Outra empresa que tem se preocupado em atender às novas necessidades de consumo e da sociedade é a Pepsico, que lançou a sua agenda de sustentabilidade de 2025. Os esforços da marca estão voltados para a criação de uma relação mais saudável entre as pessoas e os alimentos.

Os planos da organização têm como base as pesquisas científicas atuais, as expectativas dos consumidores, diálogos com as principais partes interessadas e a Agenda 2030 das Nações Unidas para o Desenvolvimento Sustentável.

A empresa possui várias metas para o ano de 2025. Entre elas, está a de ter pelo menos dois terços de seu portfólio global de bebidas ocupados por produtos que terão 100 calorias ou menos açúcares adicionados por porção de 355 ml. Além disso, no mínimo três quartos do portfólio global de alimentos deverão ter no máximo 1,1 grama de gordura saturada por 100 calorias e no máximo 1,3 miligrama de sódio por caloria.

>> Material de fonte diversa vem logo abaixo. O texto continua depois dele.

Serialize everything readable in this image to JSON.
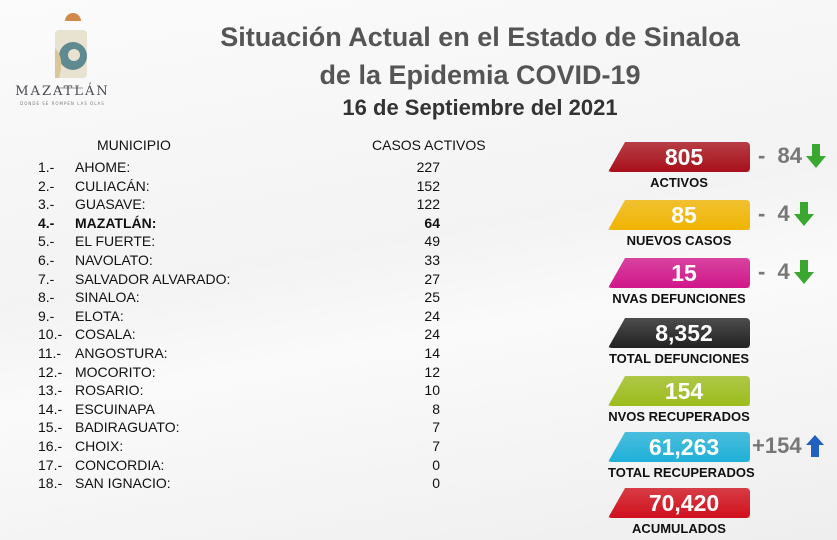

Outra meta é a taxa de crescimento das vendas dos chamados produtos de Nutrição Diária tornar-se superior à taxa de crescimento das vendas no saldo do portfólio da marca. Essa linha conta com itens que têm grãos integrais, frutas, legumes, hidratação, latícinios e proteínas. Além disso, consumidores e comunidades carentes deverão ter acesso a no mínimo três bilhões de porções de alimentos nutritivos e bebidas.

Os itens da marca são consumidos mais de um bilhão de vezes por dia em mais de 200 países e territórios ao redor do globo. A receita líquida da empresa foi de US$ 63 bilhões em 2015. A organização conta com 22 marcas, que, por sua vez, geram mais de US$ 1 bilhão cada em vendas estimadas por ano.

A Pepsico está no Brasil desde o ano de 1953 e é uma das principais organizações de alimentos e bebidas do país. São 15 plantas e aproximadamente 100 filiais de vendas em todo o território nacional, sendo mais de 13 mil colaboradores. Desde o ano de 1997, a empresa tem uma parceria estreita com a Ambev – Companhia de Bebidas das Américas – , para a comercialização, produção e distribuição de Pepsi, H2OH!, Gatorade, Lipton Ice Tea e Mountain Dew. Até o ano de 2030, a empresa espera, ainda, reduzir em 20% as emissões de gases de efeito estufa em toda a sua cadeia de valor, incluindo também a oferta de produtos agrícolas.